As part of the President’s Award, Dr. Titler receives an unrestricted grant. Unlike restricted grants which are given for a particular research project and make up a large majority of awarded funds, unrestricted grants are distributed to an individual to use for their research as they see fit. Dr. Titler says that she is likely to use the money to support a project already funded by the Robert Wood Johnson Foundation (RWJF); the project centers on researching the implementation of a series of fall prevention interventions targeted to patient-specific risk factors. An integral part of the research is training patients’ care givers to use these interventions in relevant scenarios. However, “education is necessary [in these cases] but not sufficient” says Dr. Titler; “Follow up is critical.” She explains that too often these interventions don’t become integrated as a regular part of providers’ practice and so it takes much more than simply teaching the interventions; rather, there has to be buy-in from the facility with someone championing the effort, it must be easy to do, and providers need to be able to get feedback on how well they’re implementing the new technique or strategy. These are patterns of successful implementation that Dr. Titler has seen time and again: “The specific subject changes, but the framework and the results don’t.”
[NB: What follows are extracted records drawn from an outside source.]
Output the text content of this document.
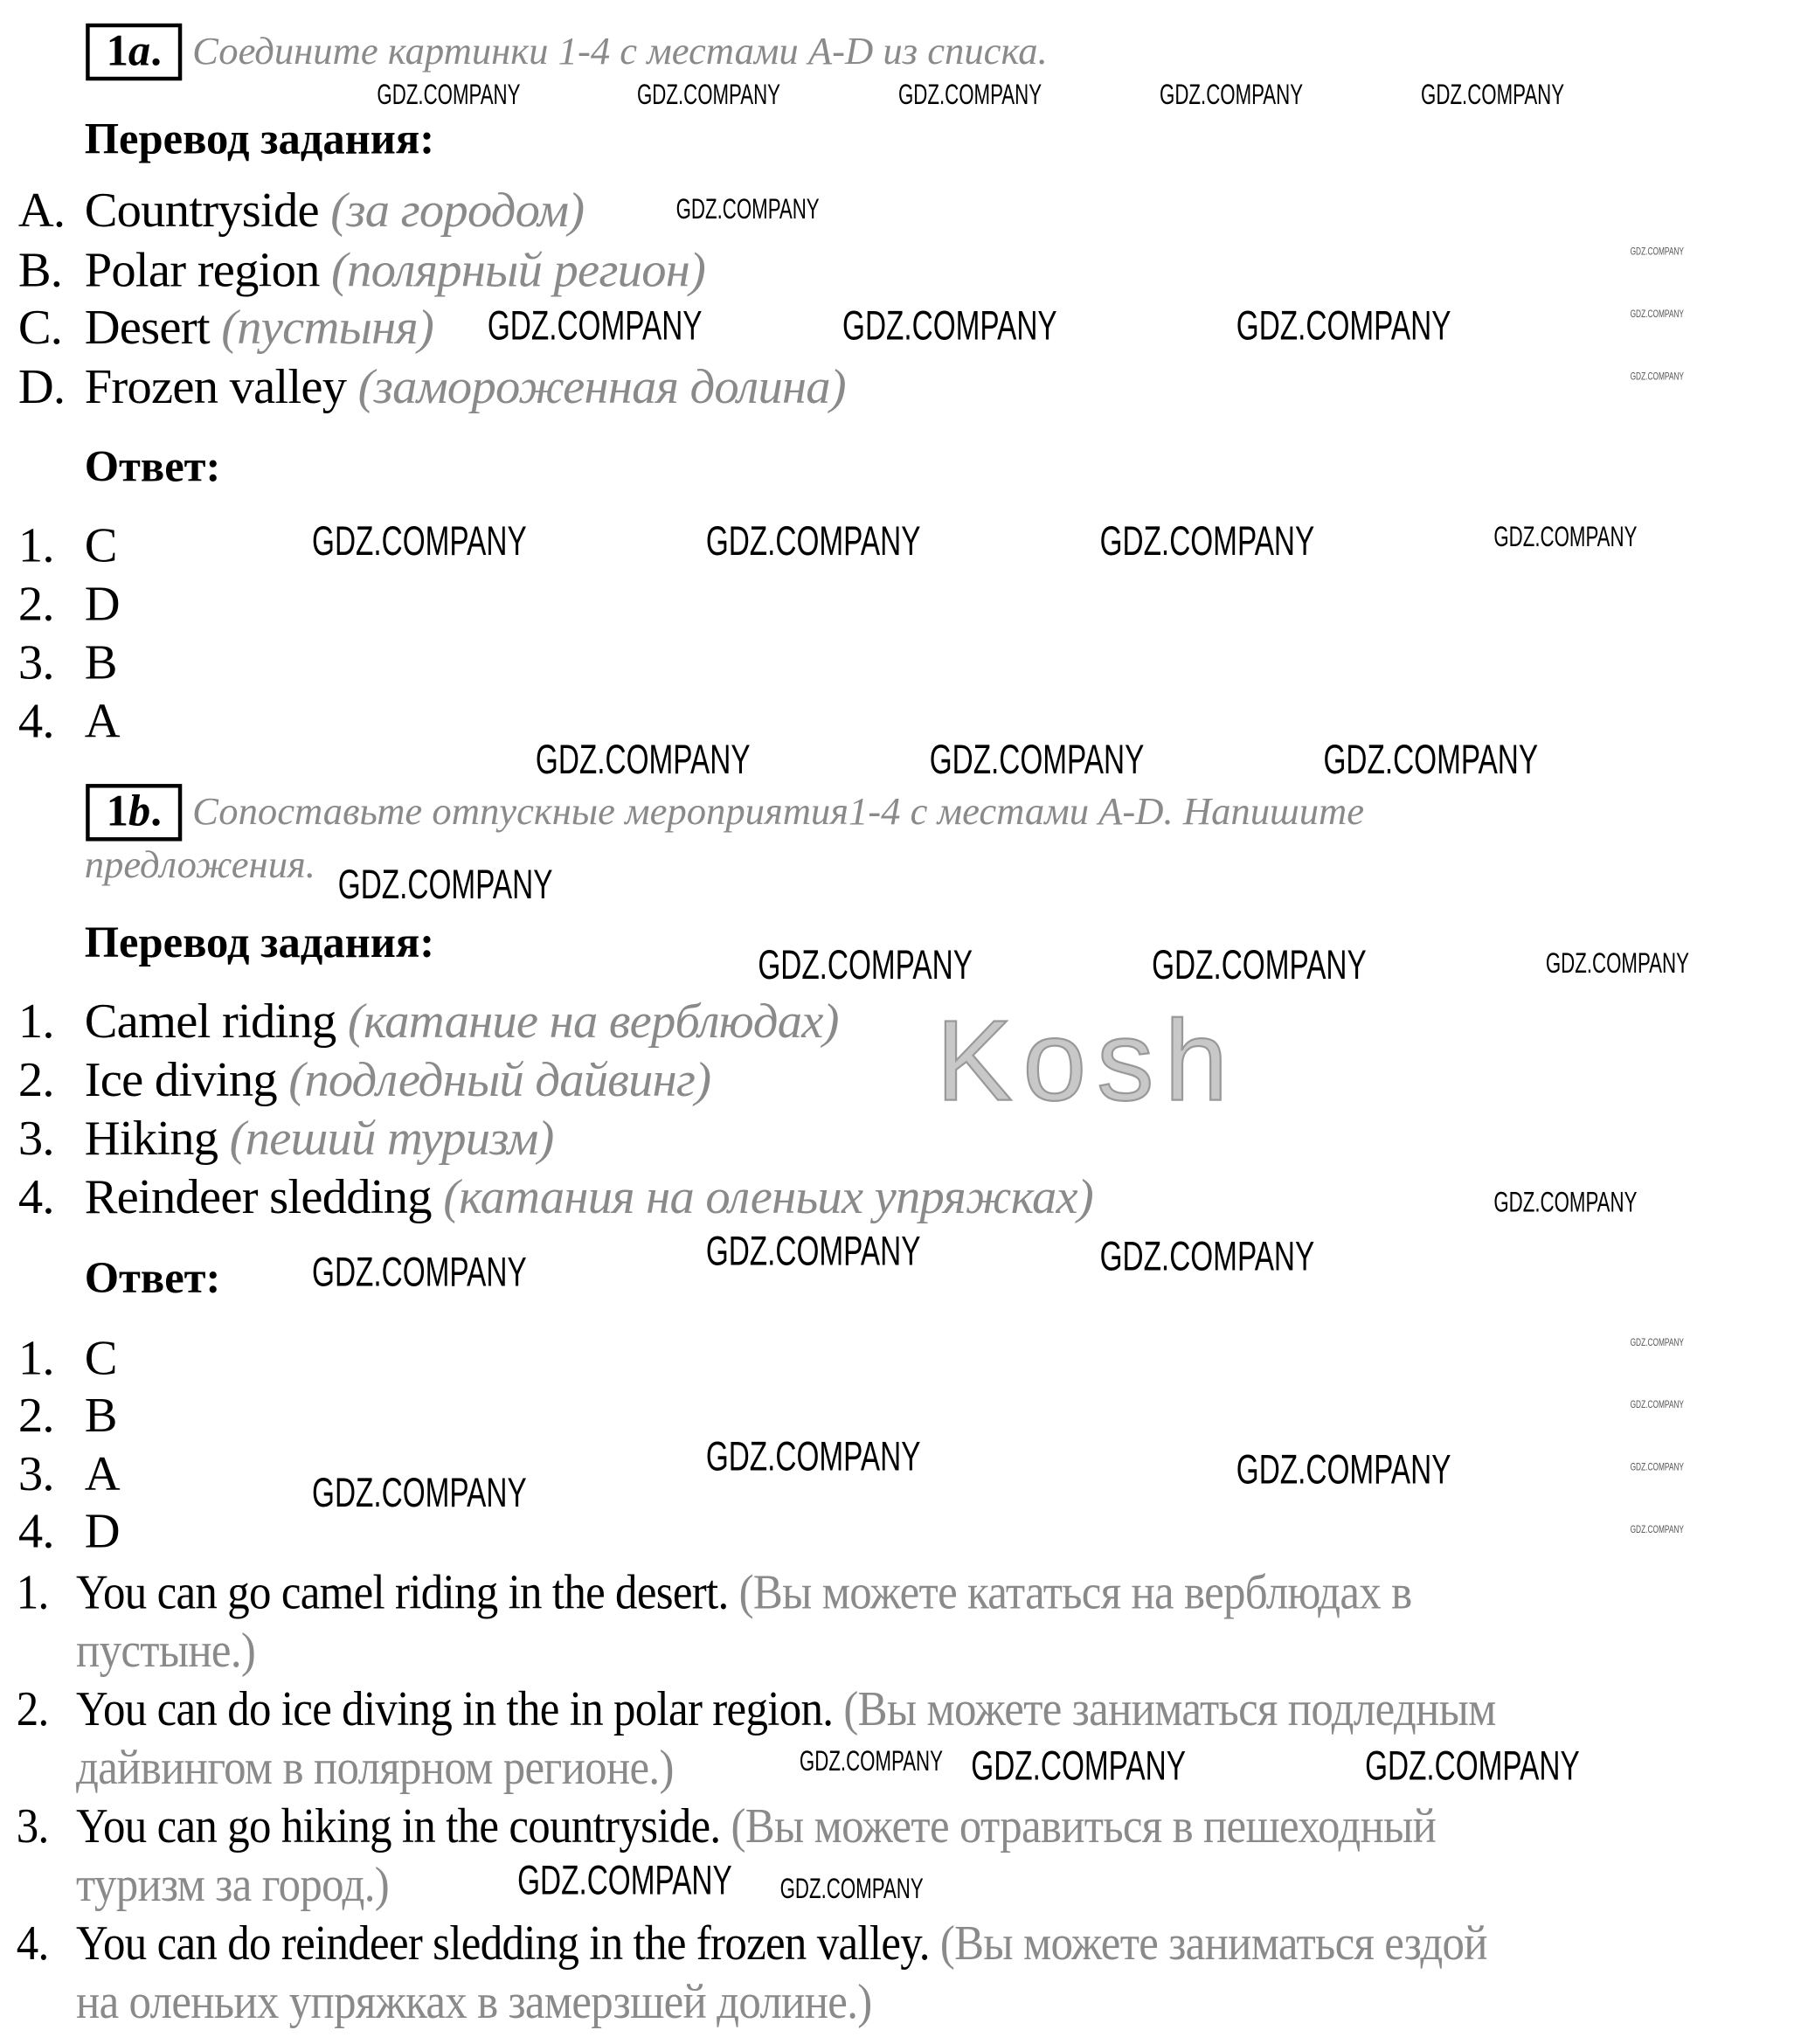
1a.	Соедините картинки 1-4 с местами A-D из списка.
Перевод задания:
A. Countryside (за городом)
B. Polar region (полярный регион)
C. Desert (пустыня)
D. Frozen valley (замороженная долина)
Ответ:
1. C
2. D
3. B
4. A
1b.	Сопоставьте отпускные мероприятия1-4 с местами A-D. Напишите
предложения.
Перевод задания:
1. Camel riding (катание на верблюдах)
2. Ice diving (подледный дайвинг)
3. Hiking (пеший туризм)
4. Reindeer sledding (катания на оленьих упряжках)
Ответ:
1. C
2. B
3. A
4. D
1. You can go camel riding in the desert. (Вы можете кататься на верблюдах в
пустыне.)
2. You can do ice diving in the in polar region. (Вы можете заниматься подледным
дайвингом в полярном регионе.)
3. You can go hiking in the countryside. (Вы можете отравиться в пешеходный
туризм за город.)
4. You can do reindeer sledding in the frozen valley. (Вы можете заниматься ездой
на оленьих упряжках в замерзшей долине.)
Kosh
GDZ.COMPANY	GDZ.COMPANY	GDZ.COMPANY	GDZ.COMPANY	GDZ.COMPANY
GDZ.COMPANY
GDZ.COMPANY	GDZ.COMPANY	GDZ.COMPANY
GDZ.COMPANY
GDZ.COMPANY
GDZ.COMPANY
GDZ.COMPANY	GDZ.COMPANY	GDZ.COMPANY	GDZ.COMPANY
GDZ.COMPANY	GDZ.COMPANY	GDZ.COMPANY
GDZ.COMPANY
GDZ.COMPANY	GDZ.COMPANY	GDZ.COMPANY
GDZ.COMPANY	GDZ.COMPANY
GDZ.COMPANY
GDZ.COMPANY
GDZ.COMPANY
GDZ.COMPANY
GDZ.COMPANY
GDZ.COMPANY
GDZ.COMPANY	GDZ.COMPANY
GDZ.COMPANY
GDZ.COMPANY GDZ.COMPANY	GDZ.COMPANY
GDZ.COMPANY GDZ.COMPANY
Of her work at the University of Michigan, Dr. Titler points to the wealth of opportunity the University presents to work with other people: “I came to the University of Michigan because the School of Nursing in collaboration with the health system is on the edge of revising how we work together in partnerships to improve undergraduate and graduate education.” Excited by the opportunity to train the next generation of scientists and leaders in healthcare systems, she adds “I’m really here because I think there’s something special going on, linkages between education, research, and practice that are real but not fully realized.” And with her depth and breadth of experience, Dr. Titler is one of the key players who is in the process of bringing those linkages to full fruition.